In an unprecedented move in Indian polity, the party cadres of the BJP forced party president Rajnath Singh’s hand. He had to declare Modi BJP’s prime ministerial candidate in September 2013.This was a move fraught with risks as the old guard in the BJP were opposed to the move and there was a danger that the National Democratic Alliance led by the BJP might collapse.
In the end, despite some discontent in the old guard and a major ally leaving the alliance, the decision to anoint Modi as the party’s prime ministerial candidate turned out to be a masterstroke as it changed the character of India’s electoral campaign, perhaps forever.
The Congress party refused to follow suit by naming Rahul Gandhi as its prime ministerial candidate for fear that if it lost, Rahul would not be able to maintain his hold on the party.
Where a focused Modi led a decisive campaign, Congress found itself in disarray. Rahul neither has the political sense nor the leadership ability of his main rival. Ironically, for Congress, which had conjured up the image of Rahul Gandhi as the nation’s youth icon, it is Modi who ended up attracting most of the votes from India’s young.
India’s youth, increasingly aspirational, find the idea of a dynastic endowment anachronistic while the story of a backward caste, tea-seller working his way to the highest office in the land seems inspirational. It resonates with that very basic democratic ideal that every Indian can aspire for the office of the prime minister, whereas in the Congress party, that privilege remains reserved for the Nehru-Gandhi family or their chosen ones.

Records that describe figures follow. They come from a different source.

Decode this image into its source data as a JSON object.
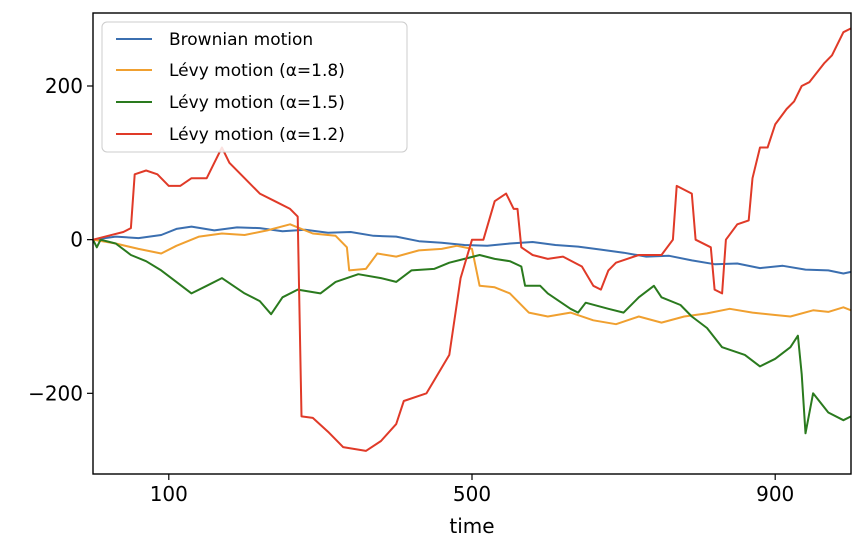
{
  "chart_data": {
    "type": "line",
    "title": "",
    "xlabel": "time",
    "ylabel": "",
    "xlim": [
      0,
      1000
    ],
    "ylim": [
      -305,
      295
    ],
    "xticks": [
      {
        "value": 100,
        "label": "100"
      },
      {
        "value": 500,
        "label": "500"
      },
      {
        "value": 900,
        "label": "900"
      }
    ],
    "yticks": [
      {
        "value": 200,
        "label": "200"
      },
      {
        "value": 0,
        "label": "0"
      },
      {
        "value": -200,
        "label": "−200"
      }
    ],
    "legend_position": "top-left",
    "series": [
      {
        "name": "Brownian motion",
        "legend_label": "Brownian motion",
        "color": "#3b6fb0",
        "points": [
          [
            0,
            0
          ],
          [
            30,
            4
          ],
          [
            60,
            2
          ],
          [
            90,
            6
          ],
          [
            110,
            14
          ],
          [
            130,
            17
          ],
          [
            160,
            12
          ],
          [
            190,
            16
          ],
          [
            220,
            15
          ],
          [
            250,
            11
          ],
          [
            280,
            13
          ],
          [
            310,
            9
          ],
          [
            340,
            10
          ],
          [
            370,
            5
          ],
          [
            400,
            4
          ],
          [
            430,
            -2
          ],
          [
            460,
            -4
          ],
          [
            490,
            -7
          ],
          [
            520,
            -8
          ],
          [
            550,
            -5
          ],
          [
            580,
            -3
          ],
          [
            610,
            -7
          ],
          [
            640,
            -9
          ],
          [
            670,
            -13
          ],
          [
            700,
            -17
          ],
          [
            730,
            -22
          ],
          [
            760,
            -21
          ],
          [
            790,
            -27
          ],
          [
            820,
            -32
          ],
          [
            850,
            -31
          ],
          [
            880,
            -37
          ],
          [
            910,
            -34
          ],
          [
            940,
            -39
          ],
          [
            970,
            -40
          ],
          [
            990,
            -44
          ],
          [
            1000,
            -42
          ]
        ]
      },
      {
        "name": "Lévy motion (α = 1.8)",
        "legend_label": "Lévy motion (α=1.8)",
        "color": "#f0a030",
        "points": [
          [
            0,
            0
          ],
          [
            30,
            -5
          ],
          [
            60,
            -12
          ],
          [
            90,
            -18
          ],
          [
            110,
            -8
          ],
          [
            140,
            4
          ],
          [
            170,
            8
          ],
          [
            200,
            6
          ],
          [
            230,
            12
          ],
          [
            260,
            20
          ],
          [
            290,
            8
          ],
          [
            320,
            5
          ],
          [
            335,
            -10
          ],
          [
            338,
            -40
          ],
          [
            360,
            -38
          ],
          [
            375,
            -18
          ],
          [
            400,
            -22
          ],
          [
            430,
            -14
          ],
          [
            460,
            -12
          ],
          [
            480,
            -8
          ],
          [
            500,
            -12
          ],
          [
            510,
            -60
          ],
          [
            530,
            -62
          ],
          [
            550,
            -70
          ],
          [
            575,
            -95
          ],
          [
            600,
            -100
          ],
          [
            630,
            -95
          ],
          [
            660,
            -105
          ],
          [
            690,
            -110
          ],
          [
            720,
            -100
          ],
          [
            750,
            -108
          ],
          [
            780,
            -100
          ],
          [
            810,
            -96
          ],
          [
            840,
            -90
          ],
          [
            870,
            -95
          ],
          [
            900,
            -98
          ],
          [
            920,
            -100
          ],
          [
            950,
            -92
          ],
          [
            970,
            -94
          ],
          [
            990,
            -88
          ],
          [
            1000,
            -92
          ]
        ]
      },
      {
        "name": "Lévy motion (α = 1.5)",
        "legend_label": "Lévy motion (α=1.5)",
        "color": "#2a7a1e",
        "points": [
          [
            0,
            0
          ],
          [
            5,
            -10
          ],
          [
            10,
            0
          ],
          [
            30,
            -5
          ],
          [
            50,
            -20
          ],
          [
            70,
            -28
          ],
          [
            90,
            -40
          ],
          [
            110,
            -55
          ],
          [
            130,
            -70
          ],
          [
            150,
            -60
          ],
          [
            170,
            -50
          ],
          [
            200,
            -70
          ],
          [
            220,
            -80
          ],
          [
            235,
            -97
          ],
          [
            250,
            -75
          ],
          [
            270,
            -65
          ],
          [
            300,
            -70
          ],
          [
            320,
            -55
          ],
          [
            350,
            -45
          ],
          [
            380,
            -50
          ],
          [
            400,
            -55
          ],
          [
            420,
            -40
          ],
          [
            450,
            -38
          ],
          [
            470,
            -30
          ],
          [
            490,
            -25
          ],
          [
            510,
            -20
          ],
          [
            530,
            -25
          ],
          [
            550,
            -28
          ],
          [
            565,
            -35
          ],
          [
            570,
            -60
          ],
          [
            590,
            -60
          ],
          [
            600,
            -70
          ],
          [
            630,
            -90
          ],
          [
            640,
            -95
          ],
          [
            650,
            -82
          ],
          [
            680,
            -90
          ],
          [
            700,
            -95
          ],
          [
            720,
            -75
          ],
          [
            740,
            -60
          ],
          [
            750,
            -75
          ],
          [
            775,
            -85
          ],
          [
            790,
            -100
          ],
          [
            810,
            -115
          ],
          [
            830,
            -140
          ],
          [
            860,
            -150
          ],
          [
            880,
            -165
          ],
          [
            900,
            -155
          ],
          [
            920,
            -140
          ],
          [
            930,
            -125
          ],
          [
            935,
            -175
          ],
          [
            940,
            -252
          ],
          [
            950,
            -200
          ],
          [
            970,
            -225
          ],
          [
            990,
            -235
          ],
          [
            1000,
            -230
          ]
        ]
      },
      {
        "name": "Lévy motion (α = 1.2)",
        "legend_label": "Lévy motion (α=1.2)",
        "color": "#e03a28",
        "points": [
          [
            0,
            0
          ],
          [
            20,
            5
          ],
          [
            40,
            10
          ],
          [
            50,
            15
          ],
          [
            55,
            85
          ],
          [
            70,
            90
          ],
          [
            85,
            85
          ],
          [
            100,
            70
          ],
          [
            115,
            70
          ],
          [
            130,
            80
          ],
          [
            150,
            80
          ],
          [
            160,
            100
          ],
          [
            170,
            120
          ],
          [
            180,
            100
          ],
          [
            200,
            80
          ],
          [
            220,
            60
          ],
          [
            240,
            50
          ],
          [
            260,
            40
          ],
          [
            270,
            30
          ],
          [
            275,
            -230
          ],
          [
            290,
            -232
          ],
          [
            310,
            -250
          ],
          [
            330,
            -270
          ],
          [
            360,
            -275
          ],
          [
            380,
            -262
          ],
          [
            400,
            -240
          ],
          [
            410,
            -210
          ],
          [
            440,
            -200
          ],
          [
            470,
            -150
          ],
          [
            485,
            -50
          ],
          [
            500,
            0
          ],
          [
            515,
            0
          ],
          [
            530,
            50
          ],
          [
            545,
            60
          ],
          [
            555,
            40
          ],
          [
            560,
            40
          ],
          [
            565,
            -10
          ],
          [
            580,
            -20
          ],
          [
            600,
            -25
          ],
          [
            620,
            -22
          ],
          [
            645,
            -35
          ],
          [
            660,
            -60
          ],
          [
            670,
            -65
          ],
          [
            680,
            -40
          ],
          [
            690,
            -30
          ],
          [
            720,
            -20
          ],
          [
            750,
            -20
          ],
          [
            765,
            0
          ],
          [
            770,
            70
          ],
          [
            790,
            60
          ],
          [
            795,
            0
          ],
          [
            815,
            -10
          ],
          [
            820,
            -65
          ],
          [
            830,
            -70
          ],
          [
            835,
            0
          ],
          [
            850,
            20
          ],
          [
            865,
            25
          ],
          [
            870,
            80
          ],
          [
            880,
            120
          ],
          [
            890,
            120
          ],
          [
            900,
            150
          ],
          [
            915,
            170
          ],
          [
            925,
            180
          ],
          [
            935,
            200
          ],
          [
            945,
            205
          ],
          [
            965,
            230
          ],
          [
            975,
            240
          ],
          [
            990,
            270
          ],
          [
            1000,
            275
          ]
        ]
      }
    ]
  }
}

Modi’s rise has shaken the foundations of the Indian polity. He has broken old norms, challenging the Gandhis openly, talking about them disparagingly, embellishing his record, sidelining the old guard within his own party, reaching out directly to the people, and making a strong pitch for national leadership without inhibitions.
He wanted to be India’s next prime minister, he told his countrymen and women, and he was not ashamed to ask for their support. His ambition is his greatest asset in an increasingly ambitious India. The Indian electorate, instead of looking down at him, rewarded him with a handsome mandate.
Modi is a product of contemporary India where identity politics, while important, is no longer the be all and end all of politics. An absence of leadership for the last decade is leading to a craving for decisive leadership. Modi fills that vacuum. Modi has many flaws, much like other leaders. But politics is not a contest among ideal types.
For liberals, spooked by Modi’s rise, it has been hard to make a case that at this juncture in India, electing a moribund, decadent and ideationally bankrupt Congress or a divided, rag-tag Third Front was a better alternative than electing Modi. By shaking its foundations to the core, Modi has transformed politics.
Now he will have to deliver, for the new aspirational India is also a very impatient India. Modi will have to prove his mettle, but his legacy is already a significant one.
Harsh V. Pant teaches defense studies at King’s College London.